Kaum ein Gläubiger passt mehr rein in die Kathedrale von Olinda im Nordosten Brasiliens. Die Menschen feiern einen Dankgottesdienst, nachdem Rom die Seligsprechung von Dom Helder Cámara eingeleitet hat. Dom Helder war über 20 Jahre Erzbischof in Olinda, er wurde bekannt als Bischof der Armen. Die Gläubigen feiern den legendären Priester.

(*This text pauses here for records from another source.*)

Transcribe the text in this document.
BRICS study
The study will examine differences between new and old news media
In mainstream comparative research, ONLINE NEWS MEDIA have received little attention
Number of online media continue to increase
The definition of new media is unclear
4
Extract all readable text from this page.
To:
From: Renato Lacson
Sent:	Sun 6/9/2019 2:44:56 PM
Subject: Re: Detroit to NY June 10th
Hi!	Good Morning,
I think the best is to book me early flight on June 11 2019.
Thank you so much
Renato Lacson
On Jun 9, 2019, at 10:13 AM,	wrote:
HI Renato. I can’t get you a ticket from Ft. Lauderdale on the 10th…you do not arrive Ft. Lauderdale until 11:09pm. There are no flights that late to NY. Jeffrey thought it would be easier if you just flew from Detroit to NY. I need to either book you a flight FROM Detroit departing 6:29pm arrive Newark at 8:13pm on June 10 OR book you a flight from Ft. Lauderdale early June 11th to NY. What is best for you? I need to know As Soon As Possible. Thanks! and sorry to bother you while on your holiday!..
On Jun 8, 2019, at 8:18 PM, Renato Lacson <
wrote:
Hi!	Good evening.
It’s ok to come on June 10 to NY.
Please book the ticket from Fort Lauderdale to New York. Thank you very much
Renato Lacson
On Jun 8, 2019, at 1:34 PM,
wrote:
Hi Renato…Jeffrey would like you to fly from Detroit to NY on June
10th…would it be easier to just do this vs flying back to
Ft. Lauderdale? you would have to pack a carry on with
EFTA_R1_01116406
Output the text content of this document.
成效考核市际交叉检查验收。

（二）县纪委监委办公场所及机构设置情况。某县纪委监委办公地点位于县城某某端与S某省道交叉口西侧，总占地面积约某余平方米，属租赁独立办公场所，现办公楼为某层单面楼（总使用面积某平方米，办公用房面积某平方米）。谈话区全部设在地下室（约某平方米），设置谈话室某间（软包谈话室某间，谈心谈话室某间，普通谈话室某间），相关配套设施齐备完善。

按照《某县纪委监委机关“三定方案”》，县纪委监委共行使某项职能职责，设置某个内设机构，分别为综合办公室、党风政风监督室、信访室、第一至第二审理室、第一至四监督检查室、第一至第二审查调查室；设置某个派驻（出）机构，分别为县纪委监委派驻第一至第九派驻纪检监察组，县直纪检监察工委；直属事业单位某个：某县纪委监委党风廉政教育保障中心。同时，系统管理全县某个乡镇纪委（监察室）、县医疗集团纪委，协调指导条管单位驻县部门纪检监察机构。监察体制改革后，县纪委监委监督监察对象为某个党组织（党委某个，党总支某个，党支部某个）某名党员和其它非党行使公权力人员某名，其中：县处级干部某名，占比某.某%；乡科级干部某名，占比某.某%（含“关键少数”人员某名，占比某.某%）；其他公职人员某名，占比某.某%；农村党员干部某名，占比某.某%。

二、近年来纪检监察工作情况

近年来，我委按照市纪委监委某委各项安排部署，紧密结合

Noch vor einigen Jahren war das anders. Da wurde Dom Helder als roter und kommunistischer Bischof beschimpft, weil er für die Armen eintrat, das Establishment wegen der Ungleichheit in der Gesellschaft angriff. Dom Helder galt als prominenter Vertreter der sogenannten Befreiungstheologie, die Rom lange Zeit kritisch sah. Die Befreiungstheologen prangerten die Gewalt und das Elend in Lateinamerika an und forderten eine radikale Unterstützung der Armen.

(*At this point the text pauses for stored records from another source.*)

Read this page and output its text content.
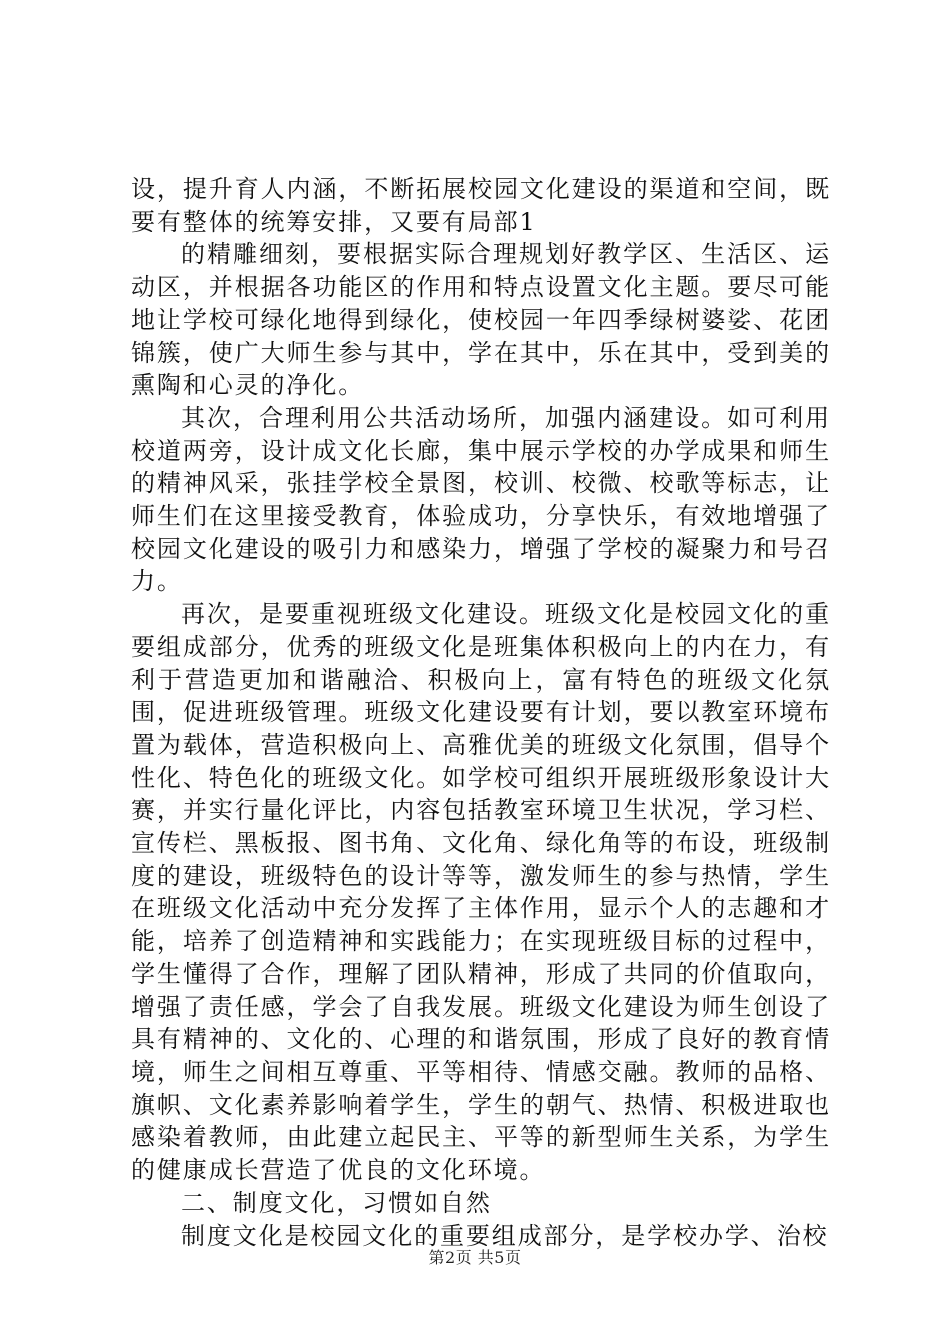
设，提升育人内涵，不断拓展校园文化建设的渠道和空间，既要有整体的统筹安排，又要有局部1

的精雕细刻，要根据实际合理规划好教学区、生活区、运动区，并根据各功能区的作用和特点设置文化主题。要尽可能地让学校可绿化地得到绿化，使校园一年四季绿树婆娑、花团锦簇，使广大师生参与其中，学在其中，乐在其中，受到美的熏陶和心灵的净化。

其次，合理利用公共活动场所，加强内涵建设。如可利用校道两旁，设计成文化长廊，集中展示学校的办学成果和师生的精神风采，张挂学校全景图，校训、校微、校歌等标志，让师生们在这里接受教育，体验成功，分享快乐，有效地增强了校园文化建设的吸引力和感染力，增强了学校的凝聚力和号召力。

再次，是要重视班级文化建设。班级文化是校园文化的重要组成部分，优秀的班级文化是班集体积极向上的内在力，有利于营造更加和谐融洽、积极向上，富有特色的班级文化氛围，促进班级管理。班级文化建设要有计划，要以教室环境布置为载体，营造积极向上、高雅优美的班级文化氛围，倡导个性化、特色化的班级文化。如学校可组织开展班级形象设计大赛，并实行量化评比，内容包括教室环境卫生状况，学习栏、宣传栏、黑板报、图书角、文化角、绿化角等的布设，班级制度的建设，班级特色的设计等等，激发师生的参与热情，学生在班级文化活动中充分发挥了主体作用，显示个人的志趣和才能，培养了创造精神和实践能力；在实现班级目标的过程中，学生懂得了合作，理解了团队精神，形成了共同的价值取向，增强了责任感，学会了自我发展。班级文化建设为师生创设了具有精神的、文化的、心理的和谐氛围，形成了良好的教育情境，师生之间相互尊重、平等相待、情感交融。教师的品格、旗帜、文化素养影响着学生，学生的朝气、热情、积极进取也感染着教师，由此建立起民主、平等的新型师生关系，为学生的健康成长营造了优良的文化环境。

二、制度文化，习惯如自然

制度文化是校园文化的重要组成部分，是学校办学、治校

第2页 共5页
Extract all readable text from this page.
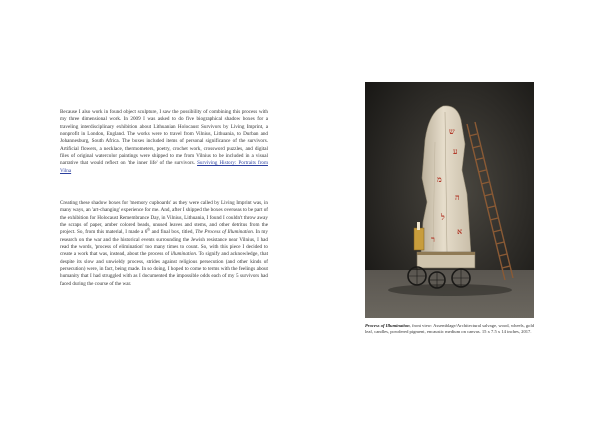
Because I also work in found object sculpture, I saw the possibility of combining this process with my three dimensional work. In 2009 I was asked to do five biographical shadow boxes for a traveling interdisciplinary exhibition about Lithuanian Holocaust Survivors by Living Imprint, a nonprofit in London, England. The works were to travel from Vilnius, Lithuania, to Durban and Johannesburg, South Africa. The boxes included items of personal significance of the survivors. Artificial flowers, a necklace, thermometers, poetry, crochet work, crossword puzzles, and digital files of original watercolor paintings were shipped to me from Vilnius to be included in a visual narrative that would reflect on 'the inner life' of the survivors. Surviving History: Portraits from Vilna

Creating these shadow boxes for 'memory cupboards' as they were called by Living Imprint was, in many ways, an 'art-changing' experience for me. And, after I shipped the boxes overseas to be part of the exhibition for Holocaust Remembrance Day, in Vilnius, Lithuania, I found I couldn't throw away the scraps of paper, amber colored beads, unused leaves and stems, and other detritus from the project. So, from this material, I made a 6th and final box, titled, The Process of Illumination. In my research on the war and the historical events surrounding the Jewish resistance near Vilnius, I had read the words, 'process of elimination' too many times to count. So, with this piece I decided to create a work that was, instead, about the process of illumination. To signify and acknowledge, that despite its slow and unwieldy process, strides against religious persecution (and other kinds of persecution) were, in fact, being made. In so doing, I hoped to come to terms with the feelings about humanity that I had struggled with as I documented the impossible odds each of my 5 survivors had faced during the course of the war.

ש
ע
מ
ה
ל
א
ר

Process of Illumination, front view: Assemblage/Architectural salvage, wood, wheels, gold leaf, candles, powdered pigment, encaustic medium on canvas. 15 x 7.5 x 14 inches, 2017.
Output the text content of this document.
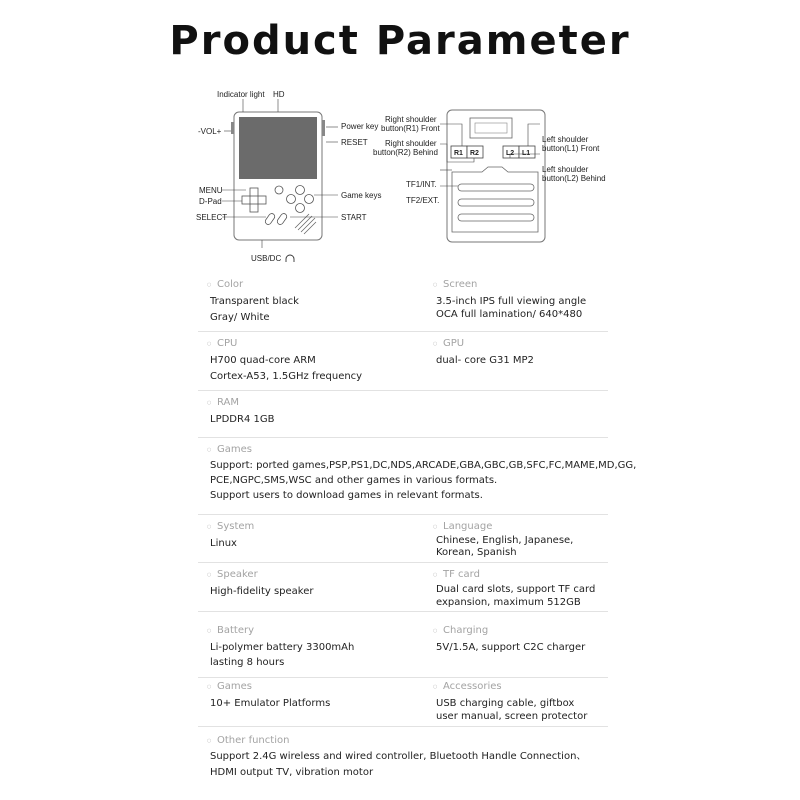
Product Parameter
Indicator light HD
-VOL+
Power key
RESET
MENU
D-Pad
SELECT
Game keys
START
USB/DC
R1 R2	L2 L1
Right shoulder
button(R1) Front
Right shoulder
button(R2) Behind
Left shoulder
button(L1) Front
Left shoulder
button(L2) Behind
TF1/INT.
TF2/EXT.
○ Color
Transparent black
Gray/ White
○ Screen
3.5-inch IPS full viewing angle
OCA full lamination/ 640*480
○ CPU
H700 quad-core ARM
Cortex-A53, 1.5GHz frequency
○ GPU
dual- core G31 MP2
○ RAM
LPDDR4 1GB
○ Games
Support: ported games,PSP,PS1,DC,NDS,ARCADE,GBA,GBC,GB,SFC,FC,MAME,MD,GG,
PCE,NGPC,SMS,WSC and other games in various formats.
Support users to download games in relevant formats.
○ System
Linux
○ Language
Chinese, English, Japanese,
Korean, Spanish
○ Speaker
High-fidelity speaker
○ TF card
Dual card slots, support TF card
expansion, maximum 512GB
○ Battery
Li-polymer battery 3300mAh
lasting 8 hours
○ Charging
5V/1.5A, support C2C charger
○ Games
10+ Emulator Platforms
○ Accessories
USB charging cable, giftbox
user manual, screen protector
○ Other function
Support 2.4G wireless and wired controller, Bluetooth Handle Connection、
HDMI output TV, vibration motor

"Die Mentalität hat sich gewandelt"
Doch der Wind hat sich gedreht, unter Papst Franziskus hat der Prozess der Seligsprechung Dom Helders Fahrt aufgenommen, und auch die katholische Kirche bewege sich, seitdem ein südamerikanischer Papst ihr vorsteht, meint der Erzbischof von Olinda, Antonio Fernando Saburido.
"Die Mentalität hat sich gewandelt, die Kirche hat sich dem Volk zugewandt, sie ist pastoraler und missionarischer geworden. Und die Menschen wissen inzwischen, dass Franziskus eine Kirche der Begegnung will, die auf die Armen zugeht. Franziskus hat da viel bewegt, und zwar in der ganzen Welt."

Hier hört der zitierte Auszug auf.